Trump buna karşılık Vali Pritzker ve Chicago Belediye Başkanı Brandon Johnson’ı tutuklamakla tehdit etmiştir. Ayrıca mahkemelerin Ulusal Muhafızların konuşlandırılmasına yasak getirmeye devam etmesi durumunda “İsyan Yasası”na başvuracağını açıklamıştır. Bazı hukukçular bu adımı “otokrasiye giden yol” olarak nitelendirmektedir.

Bu gerginliğin kısa ve uzun vadeli sonuçları söz konusudur:

Kısa vadede Chicago’da protestolar yoğunlaşmış ve Ulusal Muhafızlarla göstericiler arasında şiddetli çatışma riski artmıştır. ICE merkezleri önünde çok sayıda tutuklama yaşanmış ve göçmen mahallelerinde korku hâkim olmuştur.

Yerel ekonomi, göçmen iş gücüne bağımlı olduğu için zarar görmüş; mahkemelerin Ulusal Muhafızların konuşlanmasını durdurma olasılığı gündemdedir. Ancak Trump, acil durum çağrısıyla doğrudan orduyu devreye sokabilir.

Trump’ın Pritzker’in tutuklanmasını talep etmesi, onu bir Demokrat lider olarak direnişin sembolü hâline getirmiştir. Bu gelişmeler, Kaliforniya Valisi Gavin Newsom’u da Pritzker’i desteklemeye yöneltmiştir.
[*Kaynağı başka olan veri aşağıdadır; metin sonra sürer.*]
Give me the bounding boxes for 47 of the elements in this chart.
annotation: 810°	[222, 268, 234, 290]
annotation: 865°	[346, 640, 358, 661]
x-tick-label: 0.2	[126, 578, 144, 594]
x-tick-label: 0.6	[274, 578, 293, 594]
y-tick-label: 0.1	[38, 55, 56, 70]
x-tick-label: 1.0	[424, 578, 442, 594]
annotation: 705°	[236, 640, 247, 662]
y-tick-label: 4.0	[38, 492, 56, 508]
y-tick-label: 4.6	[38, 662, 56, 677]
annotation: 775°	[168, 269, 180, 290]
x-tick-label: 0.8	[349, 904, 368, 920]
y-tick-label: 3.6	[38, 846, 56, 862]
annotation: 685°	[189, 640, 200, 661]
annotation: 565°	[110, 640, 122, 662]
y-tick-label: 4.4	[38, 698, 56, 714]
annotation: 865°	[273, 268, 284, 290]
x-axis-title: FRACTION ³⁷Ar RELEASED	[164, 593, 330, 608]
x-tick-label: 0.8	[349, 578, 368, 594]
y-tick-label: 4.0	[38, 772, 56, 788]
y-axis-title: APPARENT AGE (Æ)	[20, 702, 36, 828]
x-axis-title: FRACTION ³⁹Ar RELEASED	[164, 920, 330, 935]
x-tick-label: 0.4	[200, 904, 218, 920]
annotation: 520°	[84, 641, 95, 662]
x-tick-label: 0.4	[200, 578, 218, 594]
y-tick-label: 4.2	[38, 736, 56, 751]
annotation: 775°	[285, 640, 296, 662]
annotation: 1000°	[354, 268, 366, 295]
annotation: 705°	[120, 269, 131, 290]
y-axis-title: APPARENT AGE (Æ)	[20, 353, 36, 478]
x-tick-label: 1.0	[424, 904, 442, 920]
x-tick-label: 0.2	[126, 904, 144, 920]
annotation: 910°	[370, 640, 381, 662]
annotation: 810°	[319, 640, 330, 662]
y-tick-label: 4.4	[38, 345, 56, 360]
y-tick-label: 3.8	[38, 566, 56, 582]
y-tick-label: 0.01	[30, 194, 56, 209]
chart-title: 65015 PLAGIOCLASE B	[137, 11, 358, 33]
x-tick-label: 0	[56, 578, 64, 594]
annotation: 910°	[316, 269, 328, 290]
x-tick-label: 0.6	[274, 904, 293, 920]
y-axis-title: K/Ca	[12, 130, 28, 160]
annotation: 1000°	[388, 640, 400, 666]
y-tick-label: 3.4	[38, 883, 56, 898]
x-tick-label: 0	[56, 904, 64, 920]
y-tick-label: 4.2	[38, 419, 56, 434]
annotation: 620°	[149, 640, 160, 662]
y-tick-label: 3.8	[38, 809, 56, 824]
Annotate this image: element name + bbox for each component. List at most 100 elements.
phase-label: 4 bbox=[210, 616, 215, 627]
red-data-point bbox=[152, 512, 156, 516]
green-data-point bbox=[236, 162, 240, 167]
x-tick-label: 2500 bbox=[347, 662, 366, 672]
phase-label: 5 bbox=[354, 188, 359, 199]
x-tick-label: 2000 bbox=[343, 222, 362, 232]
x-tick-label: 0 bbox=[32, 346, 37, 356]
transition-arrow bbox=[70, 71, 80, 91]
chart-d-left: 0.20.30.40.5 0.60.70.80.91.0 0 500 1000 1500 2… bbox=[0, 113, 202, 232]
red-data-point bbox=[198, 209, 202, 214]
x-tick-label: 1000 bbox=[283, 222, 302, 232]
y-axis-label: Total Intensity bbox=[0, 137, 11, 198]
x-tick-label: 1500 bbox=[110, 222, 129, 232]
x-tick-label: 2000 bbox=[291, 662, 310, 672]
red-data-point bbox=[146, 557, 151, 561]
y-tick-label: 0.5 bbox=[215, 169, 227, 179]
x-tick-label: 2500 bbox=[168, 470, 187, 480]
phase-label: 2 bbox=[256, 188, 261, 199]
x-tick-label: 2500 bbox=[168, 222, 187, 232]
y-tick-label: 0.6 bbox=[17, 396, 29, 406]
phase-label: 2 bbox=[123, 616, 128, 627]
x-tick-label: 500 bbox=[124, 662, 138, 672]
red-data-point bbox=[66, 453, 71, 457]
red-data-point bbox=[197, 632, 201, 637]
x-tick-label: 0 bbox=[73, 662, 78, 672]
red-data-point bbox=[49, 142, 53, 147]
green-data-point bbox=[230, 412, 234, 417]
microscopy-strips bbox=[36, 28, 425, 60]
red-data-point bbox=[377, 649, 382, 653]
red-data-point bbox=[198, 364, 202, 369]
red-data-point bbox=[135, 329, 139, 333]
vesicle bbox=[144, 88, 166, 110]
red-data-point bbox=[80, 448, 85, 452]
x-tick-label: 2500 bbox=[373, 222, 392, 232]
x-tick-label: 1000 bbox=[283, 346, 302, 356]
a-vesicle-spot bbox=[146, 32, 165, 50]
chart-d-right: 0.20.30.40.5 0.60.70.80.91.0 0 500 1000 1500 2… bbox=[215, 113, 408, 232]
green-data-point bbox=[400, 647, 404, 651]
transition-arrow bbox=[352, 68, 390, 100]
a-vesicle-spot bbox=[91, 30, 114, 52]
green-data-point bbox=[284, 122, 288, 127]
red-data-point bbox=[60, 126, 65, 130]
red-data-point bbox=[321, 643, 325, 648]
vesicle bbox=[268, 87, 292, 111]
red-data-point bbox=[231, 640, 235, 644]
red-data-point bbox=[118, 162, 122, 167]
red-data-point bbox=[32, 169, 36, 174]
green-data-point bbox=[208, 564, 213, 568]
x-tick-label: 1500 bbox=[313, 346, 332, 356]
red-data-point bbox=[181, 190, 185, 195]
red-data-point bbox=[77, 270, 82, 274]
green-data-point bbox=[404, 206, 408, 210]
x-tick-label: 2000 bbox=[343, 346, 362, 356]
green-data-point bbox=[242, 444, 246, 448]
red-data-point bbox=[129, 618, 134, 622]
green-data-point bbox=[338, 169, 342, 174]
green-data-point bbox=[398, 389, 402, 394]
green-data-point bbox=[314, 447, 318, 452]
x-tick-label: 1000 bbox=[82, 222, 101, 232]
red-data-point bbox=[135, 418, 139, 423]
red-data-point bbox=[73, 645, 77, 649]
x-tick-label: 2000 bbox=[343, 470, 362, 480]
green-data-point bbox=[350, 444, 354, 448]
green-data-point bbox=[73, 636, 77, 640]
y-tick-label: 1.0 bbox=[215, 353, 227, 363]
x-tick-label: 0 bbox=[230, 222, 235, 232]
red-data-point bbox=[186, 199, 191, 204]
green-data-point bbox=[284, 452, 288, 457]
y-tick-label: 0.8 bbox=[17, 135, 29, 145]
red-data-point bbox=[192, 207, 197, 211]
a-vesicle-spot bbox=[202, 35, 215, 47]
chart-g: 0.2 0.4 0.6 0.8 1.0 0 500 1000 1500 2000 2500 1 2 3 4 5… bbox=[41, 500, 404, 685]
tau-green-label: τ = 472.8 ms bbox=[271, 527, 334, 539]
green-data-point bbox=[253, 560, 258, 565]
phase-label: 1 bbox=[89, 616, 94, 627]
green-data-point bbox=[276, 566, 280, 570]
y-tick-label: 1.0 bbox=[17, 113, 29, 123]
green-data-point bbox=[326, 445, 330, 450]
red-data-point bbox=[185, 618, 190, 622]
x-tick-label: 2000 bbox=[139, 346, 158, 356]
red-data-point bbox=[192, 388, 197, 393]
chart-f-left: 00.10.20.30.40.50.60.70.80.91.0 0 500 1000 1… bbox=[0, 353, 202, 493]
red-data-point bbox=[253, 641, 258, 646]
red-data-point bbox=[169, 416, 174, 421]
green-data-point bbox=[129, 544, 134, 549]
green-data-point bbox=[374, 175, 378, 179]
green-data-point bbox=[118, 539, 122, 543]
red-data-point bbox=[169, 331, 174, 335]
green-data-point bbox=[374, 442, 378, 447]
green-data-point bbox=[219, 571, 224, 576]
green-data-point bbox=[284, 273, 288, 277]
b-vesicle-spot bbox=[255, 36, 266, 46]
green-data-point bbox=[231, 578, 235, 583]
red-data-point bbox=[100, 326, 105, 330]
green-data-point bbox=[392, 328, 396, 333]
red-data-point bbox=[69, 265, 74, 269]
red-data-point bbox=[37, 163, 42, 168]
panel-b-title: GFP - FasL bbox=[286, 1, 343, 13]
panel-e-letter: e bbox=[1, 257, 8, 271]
Uzun vadede bu çatışma, Los Angeles ve New York gibi diğer Demokrat şehirler için bir örnek teşkil edecek ve federalizm tartışmalarını yeniden alevlendirecektir.

Trump için bu süreç, seçmen tabanını konsolide etmek açısından siyasi bir zafer olabilir; ancak orduyu ve yargıyı siyasi amaçla kullanmakla suçlanma riski doğurmaktadır.

2028 başkanlık seçimleri için potansiyel bir aday olan Pritzker içinse bu kriz, Demokratların liderliğini üstlenmek ve ulusal sahnede pozisyonunu güçlendirmek için önemli bir fırsattır. Hatta Gavin Newsom ile birlikte “ordunun siyasi amaçlarla kullanılmasına” karşı durmak amacıyla Ulusal Valiler Birliği’nden ayrılmayı bile gündeme getirmiştir.

New York Times yazarı Robert A. gibi uzmanlar, Trump’ın tanımladığı “iç düşman” söyleminin demokrasinin sınırlarını tehdit ettiğini ve bunun ulusal bir krize yol açabileceği konusunda uyarıyorlar.

Bu çatışma yalnızca göç politikası etrafında şekillenmiyor; aynı zamanda federal hükümet ile eyaletler arasındaki güç dengesi mücadelesini temsil ediyor.

Pritzker kararlılığıyla direnişin sembolü hâline gelirken, Trump ise elinde federal gücü bulunduruyor.

Chicago’nun ve Amerika’nın geleceği, mahkemelerin kararlarına ve halkın tepkisine bağlı.

Bu “siyasi iç savaş” barışla mı sonuçlanacak yoksa ülkeyi daha derin bir krize mi sürükleyecek?Zaman gösterecek.